Martin Wolf of the Financial Times writes:
"These linked dangers between external and internal imbalances, domestic debt accumulations and financial fragility were foretold by a number of analysts. Foremost among them was Wynne Godley of Cambridge university in his prescient work for the Levy Economics Institute of Bard College, which has laid particular stress on the work of the late Hyman Minsky."
Brad DeLong has a different take:
“We—all of us from Nouriel Roubini to Lawrence Summers to John Taylor to Tim Geithner (except perhaps Ben Bernanke, who really did seem to believe in a long-run global savings glut)—were expecting a very different financial crisis. We were expecting the Balance of Financial Terror between Asia and America to collapse and produce chaos. We were expecting a free fall in the dollar’s value that would push and be pushed by large-scale capital flight from America that would produce high interest rates and a collapse of construction and investment. We were expecting a collapse of imports into the United States that would produce a free fall in employment and in political stability in Asia. We expected the Federal Reserve and the U.S. Treasury to be powerless—for we expected the safe asset that banks and investors would scramble for in the chaos to be anything but U.S. Treasuries and reserve deposits at the Fed. And for the avoidance of a catastrophic balancing-down of the world economy we expected the United States to have to depend on the kindness of, well, not strangers exactly but of a disorganized congerie of national Treasuries and central banks that were unused to a world without a Kindlebergian hegemon.

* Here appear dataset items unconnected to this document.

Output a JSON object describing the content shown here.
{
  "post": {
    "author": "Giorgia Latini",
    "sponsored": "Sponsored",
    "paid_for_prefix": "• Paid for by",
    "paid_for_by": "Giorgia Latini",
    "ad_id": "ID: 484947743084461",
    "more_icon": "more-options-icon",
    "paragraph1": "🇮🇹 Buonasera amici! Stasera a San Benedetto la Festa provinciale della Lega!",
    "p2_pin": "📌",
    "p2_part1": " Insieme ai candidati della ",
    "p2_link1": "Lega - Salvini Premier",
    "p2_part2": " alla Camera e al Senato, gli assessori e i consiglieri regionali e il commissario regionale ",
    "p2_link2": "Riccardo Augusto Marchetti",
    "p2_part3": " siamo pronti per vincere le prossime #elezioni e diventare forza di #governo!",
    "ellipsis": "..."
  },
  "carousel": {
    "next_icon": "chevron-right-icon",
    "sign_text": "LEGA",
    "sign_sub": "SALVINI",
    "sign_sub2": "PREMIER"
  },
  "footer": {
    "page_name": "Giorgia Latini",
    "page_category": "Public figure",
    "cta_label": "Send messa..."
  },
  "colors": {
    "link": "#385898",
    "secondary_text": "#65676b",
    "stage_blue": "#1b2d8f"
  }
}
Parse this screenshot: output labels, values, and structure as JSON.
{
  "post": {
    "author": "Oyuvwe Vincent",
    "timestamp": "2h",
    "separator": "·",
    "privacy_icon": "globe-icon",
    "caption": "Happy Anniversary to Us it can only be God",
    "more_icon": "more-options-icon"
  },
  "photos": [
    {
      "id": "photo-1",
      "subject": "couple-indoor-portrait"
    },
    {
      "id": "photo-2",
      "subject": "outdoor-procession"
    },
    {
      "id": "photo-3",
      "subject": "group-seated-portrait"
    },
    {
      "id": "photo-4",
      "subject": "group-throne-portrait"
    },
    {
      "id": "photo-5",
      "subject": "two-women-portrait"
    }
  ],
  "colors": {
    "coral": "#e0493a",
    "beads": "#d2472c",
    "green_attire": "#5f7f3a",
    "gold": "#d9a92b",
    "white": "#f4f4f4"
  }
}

We are not having that financial crisis. And it looks like we will not have that financial crisis: if the past year’s financial chaos in New York has not provoked a run on the dollar, it is hard to envision a scenario that would. Instead we are having a very different financial crisis: catastrophic failures of risk management throughout the entire banking sector have caused a relatively minor—by the standards of the global economy—collapse in housing prices in Riverside County, CA, Dade County, FL, and a few other places to freeze up global finance to a degree that has not been seen since the Great Depression. The first good thing about this situation is that it does not call for different central banks and Treasuries to do different things, but rather for them all to do the same thing in unison without fouling each other’s oars.”

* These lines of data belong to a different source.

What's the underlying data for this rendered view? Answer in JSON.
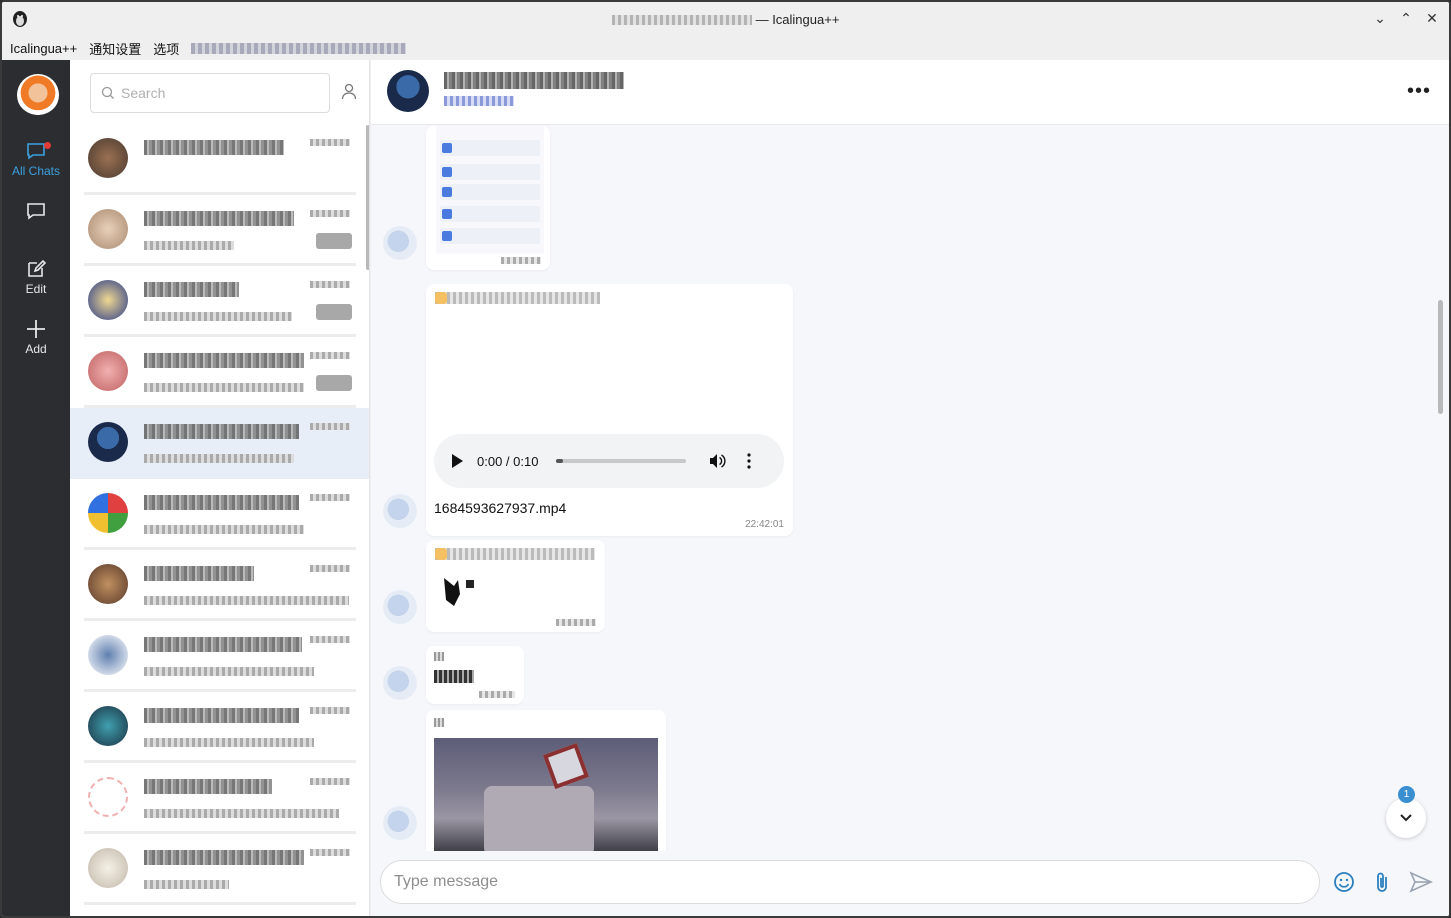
{
  "window": {
    "title_suffix": "— Icalingua++"
  },
  "menu": {
    "items": [
      "Icalingua++",
      "通知设置",
      "选项"
    ]
  },
  "rail": {
    "items": [
      {
        "label": "All Chats",
        "icon": "chat-bubble-icon"
      },
      {
        "label": "",
        "icon": "chat-bubble-outline-icon"
      },
      {
        "label": "Edit",
        "icon": "edit-icon"
      },
      {
        "label": "Add",
        "icon": "plus-icon"
      }
    ]
  },
  "search": {
    "placeholder": "Search"
  },
  "conversation": {
    "audio": {
      "current": "0:00",
      "duration": "0:10",
      "progress": 0.05
    },
    "video_filename": "1684593627937.mp4",
    "video_time": "22:42:01"
  },
  "scroll_button": {
    "unread_count": "1"
  },
  "composer": {
    "placeholder": "Type message"
  },
  "colors": {
    "accent": "#3ba1e0",
    "rail_bg": "#2b2d31",
    "badge": "#3a8fd0"
  }
}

I see a couple of problems with DeLong's analysis. One point is simply that those expectations may yet prove to be true. It isn't over. The sharp rally of the dollar in the fall of 2008 was against the background of its previous sharp decline and reflected an "artificial dollar shortage."

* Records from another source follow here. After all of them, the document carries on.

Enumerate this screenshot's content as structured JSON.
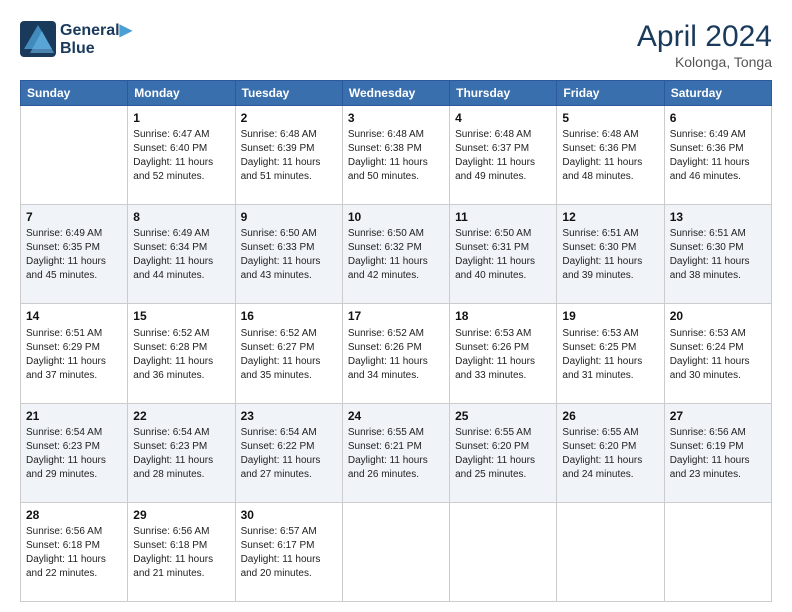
{
  "header": {
    "logo_line1": "General",
    "logo_line2": "Blue",
    "month_year": "April 2024",
    "location": "Kolonga, Tonga"
  },
  "weekdays": [
    "Sunday",
    "Monday",
    "Tuesday",
    "Wednesday",
    "Thursday",
    "Friday",
    "Saturday"
  ],
  "weeks": [
    [
      {
        "day": "",
        "info": ""
      },
      {
        "day": "1",
        "info": "Sunrise: 6:47 AM\nSunset: 6:40 PM\nDaylight: 11 hours\nand 52 minutes."
      },
      {
        "day": "2",
        "info": "Sunrise: 6:48 AM\nSunset: 6:39 PM\nDaylight: 11 hours\nand 51 minutes."
      },
      {
        "day": "3",
        "info": "Sunrise: 6:48 AM\nSunset: 6:38 PM\nDaylight: 11 hours\nand 50 minutes."
      },
      {
        "day": "4",
        "info": "Sunrise: 6:48 AM\nSunset: 6:37 PM\nDaylight: 11 hours\nand 49 minutes."
      },
      {
        "day": "5",
        "info": "Sunrise: 6:48 AM\nSunset: 6:36 PM\nDaylight: 11 hours\nand 48 minutes."
      },
      {
        "day": "6",
        "info": "Sunrise: 6:49 AM\nSunset: 6:36 PM\nDaylight: 11 hours\nand 46 minutes."
      }
    ],
    [
      {
        "day": "7",
        "info": "Sunrise: 6:49 AM\nSunset: 6:35 PM\nDaylight: 11 hours\nand 45 minutes."
      },
      {
        "day": "8",
        "info": "Sunrise: 6:49 AM\nSunset: 6:34 PM\nDaylight: 11 hours\nand 44 minutes."
      },
      {
        "day": "9",
        "info": "Sunrise: 6:50 AM\nSunset: 6:33 PM\nDaylight: 11 hours\nand 43 minutes."
      },
      {
        "day": "10",
        "info": "Sunrise: 6:50 AM\nSunset: 6:32 PM\nDaylight: 11 hours\nand 42 minutes."
      },
      {
        "day": "11",
        "info": "Sunrise: 6:50 AM\nSunset: 6:31 PM\nDaylight: 11 hours\nand 40 minutes."
      },
      {
        "day": "12",
        "info": "Sunrise: 6:51 AM\nSunset: 6:30 PM\nDaylight: 11 hours\nand 39 minutes."
      },
      {
        "day": "13",
        "info": "Sunrise: 6:51 AM\nSunset: 6:30 PM\nDaylight: 11 hours\nand 38 minutes."
      }
    ],
    [
      {
        "day": "14",
        "info": "Sunrise: 6:51 AM\nSunset: 6:29 PM\nDaylight: 11 hours\nand 37 minutes."
      },
      {
        "day": "15",
        "info": "Sunrise: 6:52 AM\nSunset: 6:28 PM\nDaylight: 11 hours\nand 36 minutes."
      },
      {
        "day": "16",
        "info": "Sunrise: 6:52 AM\nSunset: 6:27 PM\nDaylight: 11 hours\nand 35 minutes."
      },
      {
        "day": "17",
        "info": "Sunrise: 6:52 AM\nSunset: 6:26 PM\nDaylight: 11 hours\nand 34 minutes."
      },
      {
        "day": "18",
        "info": "Sunrise: 6:53 AM\nSunset: 6:26 PM\nDaylight: 11 hours\nand 33 minutes."
      },
      {
        "day": "19",
        "info": "Sunrise: 6:53 AM\nSunset: 6:25 PM\nDaylight: 11 hours\nand 31 minutes."
      },
      {
        "day": "20",
        "info": "Sunrise: 6:53 AM\nSunset: 6:24 PM\nDaylight: 11 hours\nand 30 minutes."
      }
    ],
    [
      {
        "day": "21",
        "info": "Sunrise: 6:54 AM\nSunset: 6:23 PM\nDaylight: 11 hours\nand 29 minutes."
      },
      {
        "day": "22",
        "info": "Sunrise: 6:54 AM\nSunset: 6:23 PM\nDaylight: 11 hours\nand 28 minutes."
      },
      {
        "day": "23",
        "info": "Sunrise: 6:54 AM\nSunset: 6:22 PM\nDaylight: 11 hours\nand 27 minutes."
      },
      {
        "day": "24",
        "info": "Sunrise: 6:55 AM\nSunset: 6:21 PM\nDaylight: 11 hours\nand 26 minutes."
      },
      {
        "day": "25",
        "info": "Sunrise: 6:55 AM\nSunset: 6:20 PM\nDaylight: 11 hours\nand 25 minutes."
      },
      {
        "day": "26",
        "info": "Sunrise: 6:55 AM\nSunset: 6:20 PM\nDaylight: 11 hours\nand 24 minutes."
      },
      {
        "day": "27",
        "info": "Sunrise: 6:56 AM\nSunset: 6:19 PM\nDaylight: 11 hours\nand 23 minutes."
      }
    ],
    [
      {
        "day": "28",
        "info": "Sunrise: 6:56 AM\nSunset: 6:18 PM\nDaylight: 11 hours\nand 22 minutes."
      },
      {
        "day": "29",
        "info": "Sunrise: 6:56 AM\nSunset: 6:18 PM\nDaylight: 11 hours\nand 21 minutes."
      },
      {
        "day": "30",
        "info": "Sunrise: 6:57 AM\nSunset: 6:17 PM\nDaylight: 11 hours\nand 20 minutes."
      },
      {
        "day": "",
        "info": ""
      },
      {
        "day": "",
        "info": ""
      },
      {
        "day": "",
        "info": ""
      },
      {
        "day": "",
        "info": ""
      }
    ]
  ]
}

Not to be picky, but it's also misleading to pair "catastrophic failures of risk management throughout the entire banking sector," which undoubtedly existed, with a "relatively minor—by the standards of the global economy—collapse in housing prices in Riverside County, CA, Dade County, FL, and a few other places." The US housing mania was just the tip of a vast iceberg of debt.
The unbalanced US debt/World equity ratio must put continued pressure on the dollar or bonds, and probably both. We are getting high interest rates on everything except Treasuries (an anomaly primarily to be understood as a reflection of panic into anything that doesn’t fluctuate by ten percent daily); we will almost certainly get a steep fall in domestic construction and investment. The resentment caused by the way in which dollar dependency has inflicted pain and suffering on others, even though the crisis originated in the United States, is a profound long term negative for the dollar's status as a reserve currency.
The collapse of the American credit bubble will just as clearly lead to a crisis in Asian economies. The massive consumption fed by easy credit in the United States, with McMansions springing up in a distant wilderness accessible only by Hummers, is just the obverse of tens of thousands of Chinese factories geared to the western market. The deflation of the credit bubble here means bankruptcies and weakness there, a prospect that Asian bourses are clearly anticipating.
So I would say that we are getting that financial crisis, though via a route and with consequences that no one exactly foresaw.